The Fundamental Limits of Structure-Agnostic Functional Estimation

Many recent developments in causal inference, and functional estimation problems more generally, have been motivated by the fact that classical one-step (first-order) debiasing methods, or their more recent sample-split double machine-learning avatars, can outperform plugin estimators under surprisingly weak conditions. These first-order corrections improve on plugin estimators in a black-box fashion, and consequently are often used in conjunction with powerful off-the-shelf estimation methods. These first-order methods are however provably suboptimal in a minimax sense for functional estimation when the nuisance functions live in Holder-type function spaces. This suboptimality of first-order debiasing has motivated the development of "higher-order" debiasing methods. The resulting estimators are, in some cases, provably optimal over Holder-type spaces, but both the estimators which are minimax-optimal and their analyses are crucially tied to properties of the underlying function space. In this paper we investigate the fundamental limits of structure-agnostic functional estimation, where relatively weak conditions are placed on the underlying nuisance functions. We show that there is a strong sense in which existing first-order methods are optimal. We achieve this goal by providing a formalization of the problem of functional estimation with black-box nuisance function estimates, and deriving minimax lower bounds for this problem. Our results highlight some clear tradeoffs in functional estimation -- if we wish to remain agnostic to the underlying nuisance function spaces, impose only high-level rate conditions, and maintain compatibility with black-box nuisance estimators then first-order methods are optimal. When we have an understanding of the structure of the underlying nuisance functions then carefully constructed higher-order estimators can outperform first-order estimators.
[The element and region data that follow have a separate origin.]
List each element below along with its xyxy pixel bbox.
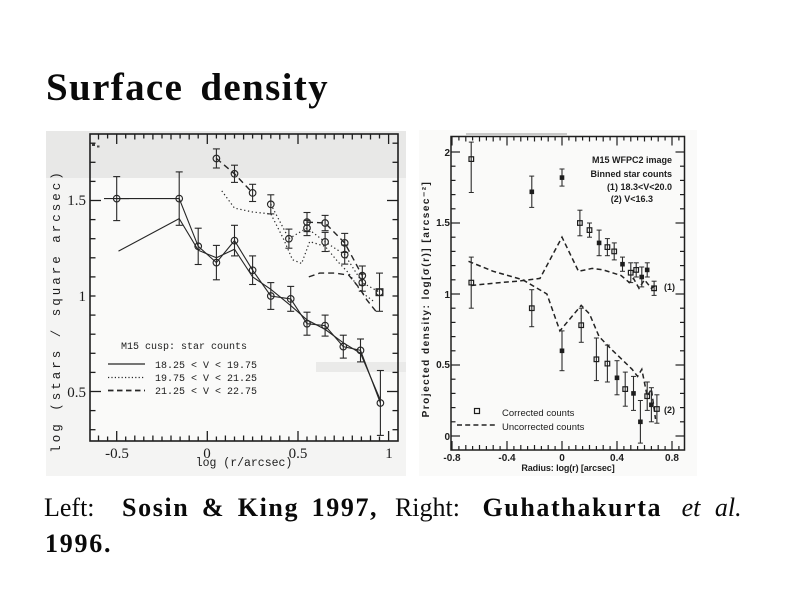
svg-text:1: 1 — [385, 446, 393, 462]
svg-text:(1): (1) — [664, 282, 675, 292]
svg-text:18.25 < V < 19.75: 18.25 < V < 19.75 — [155, 361, 257, 372]
svg-text:0.5: 0.5 — [436, 360, 450, 371]
svg-text:2: 2 — [444, 148, 450, 159]
svg-text:0.5: 0.5 — [289, 446, 308, 462]
svg-text:1: 1 — [79, 289, 87, 305]
svg-text:0: 0 — [559, 453, 565, 464]
svg-text:0: 0 — [203, 446, 211, 462]
svg-text:log (stars / square arcsec): log (stars / square arcsec) — [50, 169, 64, 453]
svg-text:M15 WFPC2 image: M15 WFPC2 image — [592, 155, 672, 165]
svg-text:-0.4: -0.4 — [498, 453, 516, 464]
svg-text:Uncorrected counts: Uncorrected counts — [502, 422, 585, 433]
svg-text:1.5: 1.5 — [436, 218, 450, 229]
svg-text:log (r/arcsec): log (r/arcsec) — [196, 457, 293, 470]
svg-text:-0.5: -0.5 — [105, 446, 129, 462]
svg-text:(2): (2) — [664, 405, 675, 415]
svg-text:21.25 < V < 22.75: 21.25 < V < 22.75 — [155, 387, 257, 398]
svg-text:0.4: 0.4 — [610, 453, 624, 464]
svg-text:M15 cusp: star counts: M15 cusp: star counts — [121, 342, 247, 353]
svg-text:0.5: 0.5 — [67, 385, 86, 401]
svg-text:(1) 18.3<V<20.0: (1) 18.3<V<20.0 — [607, 182, 672, 192]
svg-text:Radius: log(r) [arcsec]: Radius: log(r) [arcsec] — [521, 463, 614, 473]
svg-text:-0.8: -0.8 — [443, 453, 461, 464]
svg-text:1.5: 1.5 — [67, 193, 86, 209]
svg-text:(2) V<16.3: (2) V<16.3 — [611, 194, 653, 204]
svg-text:Binned star counts: Binned star counts — [590, 169, 672, 179]
svg-text:Projected density: log[σ(r)] [: Projected density: log[σ(r)] [arcsec⁻²] — [421, 181, 432, 418]
svg-text:19.75 < V < 21.25: 19.75 < V < 21.25 — [155, 374, 257, 385]
svg-text:0: 0 — [444, 432, 450, 443]
svg-text:Corrected counts: Corrected counts — [502, 408, 575, 419]
svg-text:0.8: 0.8 — [665, 453, 679, 464]
svg-text:1: 1 — [444, 290, 450, 301]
翻译：因果推断以及更一般的函数估计问题中的许多最新进展，都源于一个事实：经典的一步（一阶）去偏方法，或其更近期的样本分裂双机器学习变体，能够在令人惊讶的弱条件下优于插件估计器。这些一阶校正以黑箱方式改进了插件估计器，因此常与强大的现成估计方法结合使用。然而，当干扰函数位于霍尔德型函数空间时，这些一阶方法在极小化极大意义上已被证明是次优的。一阶去偏的这种次优性推动了“高阶”去偏方法的发展。由此产生的估计器在某些情况下在霍尔德型空间上被证明是最优的，但无论是极小化极大最优的估计器还是其分析，都关键依赖于底层函数空间的性质。在本文中，我们研究了结构无关函数估计的基本极限，即对底层干扰函数施加相对较弱的条件。我们证明，在强意义下，现有的一阶方法是最优的。我们通过形式化带有黑箱干扰函数估计的函数估计问题，并推导该问题的极小化极大下界来实现这一目标。我们的结果突显了函数估计中一些明确的权衡——如果我们希望保持对底层干扰函数空间的无知，仅施加高阶率条件，并保持与黑箱干扰估计器的兼容性，那么一阶方法是最优的。当我们理解底层干扰函数的结构时，精心构建的高阶估计器可以优于一阶估计器。